О том, как собирались по вечерам братья да кумовья в их пяти стенах, толклись, курили и смотрели по очереди в экран. В тот год Гагарин полетел в открытый космос, а когда вернулся, шёл по красной дорожке. Сам Хрущёв встретил его и обнял, как сына. И стояли они на мавзолее и плакали от счастья, а может, это всем только показалось, уж очень в избе накурено было.
– Хочу смотреть телевизор! – повторила медным голоском Настенька.
– Никифор, своди Настюшу к Ельниковым, пусть поглядит там свой телевизор, а я им молочко передам, – затарахтела Лукерья.
Дед знал, что спорить с бабкой не было никакого человеческого смысла. Хоть бы раз она отступилась – и-и, куды там! Никифор нежно любил свою Лукерью и во всём шёл ей навстречу, хотя частенько не считал её правой, а своё соглашательство – правильным.
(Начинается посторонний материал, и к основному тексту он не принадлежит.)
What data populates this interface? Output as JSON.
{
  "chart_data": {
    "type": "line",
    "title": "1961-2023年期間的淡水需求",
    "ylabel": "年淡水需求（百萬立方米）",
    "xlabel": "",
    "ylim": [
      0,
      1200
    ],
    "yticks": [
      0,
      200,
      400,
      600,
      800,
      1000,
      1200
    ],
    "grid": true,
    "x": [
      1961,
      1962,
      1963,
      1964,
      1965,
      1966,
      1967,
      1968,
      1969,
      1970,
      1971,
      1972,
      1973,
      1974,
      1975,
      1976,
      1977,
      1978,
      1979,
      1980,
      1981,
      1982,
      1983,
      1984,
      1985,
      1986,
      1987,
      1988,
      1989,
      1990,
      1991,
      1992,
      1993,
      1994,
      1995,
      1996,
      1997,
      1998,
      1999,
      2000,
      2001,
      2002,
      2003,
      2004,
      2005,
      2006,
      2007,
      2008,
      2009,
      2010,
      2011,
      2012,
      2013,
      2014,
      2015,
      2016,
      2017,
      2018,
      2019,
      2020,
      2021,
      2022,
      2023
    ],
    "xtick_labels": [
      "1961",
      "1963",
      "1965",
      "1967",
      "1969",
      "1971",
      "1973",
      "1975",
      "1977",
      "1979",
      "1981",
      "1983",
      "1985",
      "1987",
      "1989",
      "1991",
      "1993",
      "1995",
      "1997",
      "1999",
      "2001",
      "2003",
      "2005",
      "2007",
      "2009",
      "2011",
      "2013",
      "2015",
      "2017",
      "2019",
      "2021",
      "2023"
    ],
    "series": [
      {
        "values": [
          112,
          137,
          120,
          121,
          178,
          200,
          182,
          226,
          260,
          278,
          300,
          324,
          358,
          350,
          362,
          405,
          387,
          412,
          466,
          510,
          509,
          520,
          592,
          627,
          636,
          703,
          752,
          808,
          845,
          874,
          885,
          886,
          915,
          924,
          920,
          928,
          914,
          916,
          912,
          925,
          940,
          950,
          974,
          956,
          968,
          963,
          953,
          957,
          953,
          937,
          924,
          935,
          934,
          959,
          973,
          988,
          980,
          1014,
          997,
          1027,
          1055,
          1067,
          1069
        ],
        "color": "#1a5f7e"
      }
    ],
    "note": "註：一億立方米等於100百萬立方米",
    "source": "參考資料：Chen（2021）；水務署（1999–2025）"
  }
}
На дворе уже стемнело. Дед взял фонарик и повёл внучку к Ельниковым короткой дорогой через огороды.
– Ой, – вдруг вскрикнула Настенька, – жжёт!
Старик обернулся и увидел, что девочка, засмотревшись на первые звёзды, сбилась с тропинки и зашла в заросли крапивы. Хотела, было, рукой их раздвинуть, но обожглась и вскрикнула.
– Деда, больно! – Настя потёрла ноготочками место «укуса» и вопросительно поглядела на Никифора.
– Ты, Настенька, не три, оно само пройдёт, иди за мной следком, тут недалече.
Дед пошёл чуть медленнее, то и дело оборачиваясь на идущую вослед внучку. «Да, – подумал он, – где беда постучится, там любовь откликается».
– Тебе не холодно? – спросил, останавливаясь передохнуть у соседской оградки.
– А скоро ещё?
– Пришли, Настенька, уже пришли.
Дед поднялся по ступенькам крыльца и постучал для приличия в дверь. Никто не ответил.
– Пойдём, Настенька, что звать-то.
Они вошли в сени и, пробираясь в полутьме среди кадок и мешков с молотой пшеницей, приоткрыли дверь в большую ароматную горницу. Над печкой сушились первые грибы. Лёшка, внучок тётки Авдотьи, развешивал под притолокой на верёвке карасиков, которых наловил нынче на пруду. В углу на тумбочке, покрытой расписной скатёркой, торжественно стоял большой чёрный телевизор.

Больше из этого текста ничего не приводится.